At Forain’s first meeting with Barbara, they drank harsh tea from mismatched cups and appraised each other in the gray light that filtered in from the court. She asked him, gently, about his fitness to translate and publish Tremski – then still at the bookstore, selling wartime memoirs and paperbacks and addressing parcels. Did Forain have close ties with the Nobel Prize committee? How many of his authors had received important awards, gone on to international fame? She was warm and friendly and made him think of a large buttercup. He was about the age of her daughter, Halina; so Barbara said. He felt paternal, wise, rid of mistaken ideals. He would become Tremski’s guide and father. He thought, This is the sort of woman I should have married – although most probably he should never have married anyone.
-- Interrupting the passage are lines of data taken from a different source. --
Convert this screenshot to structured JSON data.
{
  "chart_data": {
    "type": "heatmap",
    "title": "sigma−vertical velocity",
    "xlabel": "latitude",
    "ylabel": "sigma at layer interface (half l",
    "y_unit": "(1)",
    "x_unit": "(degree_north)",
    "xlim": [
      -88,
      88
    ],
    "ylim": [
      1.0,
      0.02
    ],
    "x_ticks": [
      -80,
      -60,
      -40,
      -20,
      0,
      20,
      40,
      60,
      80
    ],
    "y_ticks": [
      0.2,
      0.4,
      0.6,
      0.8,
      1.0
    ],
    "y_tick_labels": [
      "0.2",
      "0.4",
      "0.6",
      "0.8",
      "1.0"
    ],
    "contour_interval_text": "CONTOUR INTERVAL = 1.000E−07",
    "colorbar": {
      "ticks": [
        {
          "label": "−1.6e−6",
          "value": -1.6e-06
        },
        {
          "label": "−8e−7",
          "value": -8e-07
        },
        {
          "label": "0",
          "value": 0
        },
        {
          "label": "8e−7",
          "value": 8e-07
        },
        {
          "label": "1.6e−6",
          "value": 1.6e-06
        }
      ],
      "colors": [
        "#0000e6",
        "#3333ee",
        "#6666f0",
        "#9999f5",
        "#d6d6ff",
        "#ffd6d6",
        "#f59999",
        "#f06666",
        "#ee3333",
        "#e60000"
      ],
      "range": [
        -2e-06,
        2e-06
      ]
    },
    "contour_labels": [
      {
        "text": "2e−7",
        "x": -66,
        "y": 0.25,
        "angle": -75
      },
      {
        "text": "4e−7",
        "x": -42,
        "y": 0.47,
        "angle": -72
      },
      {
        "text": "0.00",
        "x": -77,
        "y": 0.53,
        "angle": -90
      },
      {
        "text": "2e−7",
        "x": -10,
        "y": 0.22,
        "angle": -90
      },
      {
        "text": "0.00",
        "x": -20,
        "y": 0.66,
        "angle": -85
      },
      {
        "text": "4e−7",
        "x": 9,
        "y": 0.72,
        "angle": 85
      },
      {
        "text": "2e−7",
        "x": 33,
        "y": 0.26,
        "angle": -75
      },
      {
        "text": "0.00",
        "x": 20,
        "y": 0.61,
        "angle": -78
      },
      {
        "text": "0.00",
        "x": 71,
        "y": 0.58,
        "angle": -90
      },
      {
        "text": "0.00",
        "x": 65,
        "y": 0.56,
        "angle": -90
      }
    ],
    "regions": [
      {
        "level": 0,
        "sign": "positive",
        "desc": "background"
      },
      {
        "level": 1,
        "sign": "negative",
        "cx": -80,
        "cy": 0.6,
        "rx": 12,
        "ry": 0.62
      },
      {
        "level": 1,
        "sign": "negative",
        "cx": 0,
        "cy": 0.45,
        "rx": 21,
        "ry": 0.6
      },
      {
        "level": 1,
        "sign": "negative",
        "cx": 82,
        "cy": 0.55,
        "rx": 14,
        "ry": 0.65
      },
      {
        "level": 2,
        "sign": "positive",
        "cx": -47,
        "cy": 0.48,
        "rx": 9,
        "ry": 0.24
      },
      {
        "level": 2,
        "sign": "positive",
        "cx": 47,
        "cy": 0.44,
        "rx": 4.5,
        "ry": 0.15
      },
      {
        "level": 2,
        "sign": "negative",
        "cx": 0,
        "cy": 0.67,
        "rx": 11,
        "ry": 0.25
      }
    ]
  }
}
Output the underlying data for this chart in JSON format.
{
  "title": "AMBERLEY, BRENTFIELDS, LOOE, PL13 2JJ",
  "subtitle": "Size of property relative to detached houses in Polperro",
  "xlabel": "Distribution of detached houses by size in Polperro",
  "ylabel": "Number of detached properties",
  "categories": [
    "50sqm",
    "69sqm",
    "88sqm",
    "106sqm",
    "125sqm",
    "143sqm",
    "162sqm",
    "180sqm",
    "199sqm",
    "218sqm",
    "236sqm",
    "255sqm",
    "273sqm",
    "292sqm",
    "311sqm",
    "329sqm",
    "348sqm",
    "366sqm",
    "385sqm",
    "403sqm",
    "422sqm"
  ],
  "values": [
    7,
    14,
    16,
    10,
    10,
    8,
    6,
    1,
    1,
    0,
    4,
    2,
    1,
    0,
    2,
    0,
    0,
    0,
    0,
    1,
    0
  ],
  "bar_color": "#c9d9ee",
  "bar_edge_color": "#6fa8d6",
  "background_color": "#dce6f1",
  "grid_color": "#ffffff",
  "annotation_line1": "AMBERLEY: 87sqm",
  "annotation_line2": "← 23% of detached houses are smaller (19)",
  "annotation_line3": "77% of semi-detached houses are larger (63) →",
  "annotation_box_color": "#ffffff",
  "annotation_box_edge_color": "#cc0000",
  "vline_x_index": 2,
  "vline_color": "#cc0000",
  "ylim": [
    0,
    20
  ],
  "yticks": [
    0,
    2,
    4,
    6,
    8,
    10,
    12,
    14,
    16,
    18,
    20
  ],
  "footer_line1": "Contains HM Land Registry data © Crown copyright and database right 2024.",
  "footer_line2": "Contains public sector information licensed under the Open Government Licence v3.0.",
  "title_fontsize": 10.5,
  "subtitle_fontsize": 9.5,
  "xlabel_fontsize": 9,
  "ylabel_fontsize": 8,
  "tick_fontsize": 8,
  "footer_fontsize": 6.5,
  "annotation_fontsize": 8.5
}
Only a few of the mourners mounting the treacherous steps can have had a thought to spare for Tremski’s private affairs. His wife’s flight from a brave and decent husband, dragging by the hand a child of three, belonged to the folklore, not the history, of mid-century emigration. The chronicle of two generations, displaced and dispossessed, had come to a stop. The evaluation could begin; had already started. Scholars who looked dismayingly youthful, speaking the same language, but with a new, jarring vocabulary, were trekking to Western capitals – taping reminiscences, copying old letters. History turned out to be a plodding science. What most émigrés settled for now was the haphazard accuracy of a memory like Tremski’s. In the end it was always a poem that ran through the mind – not a string of dates.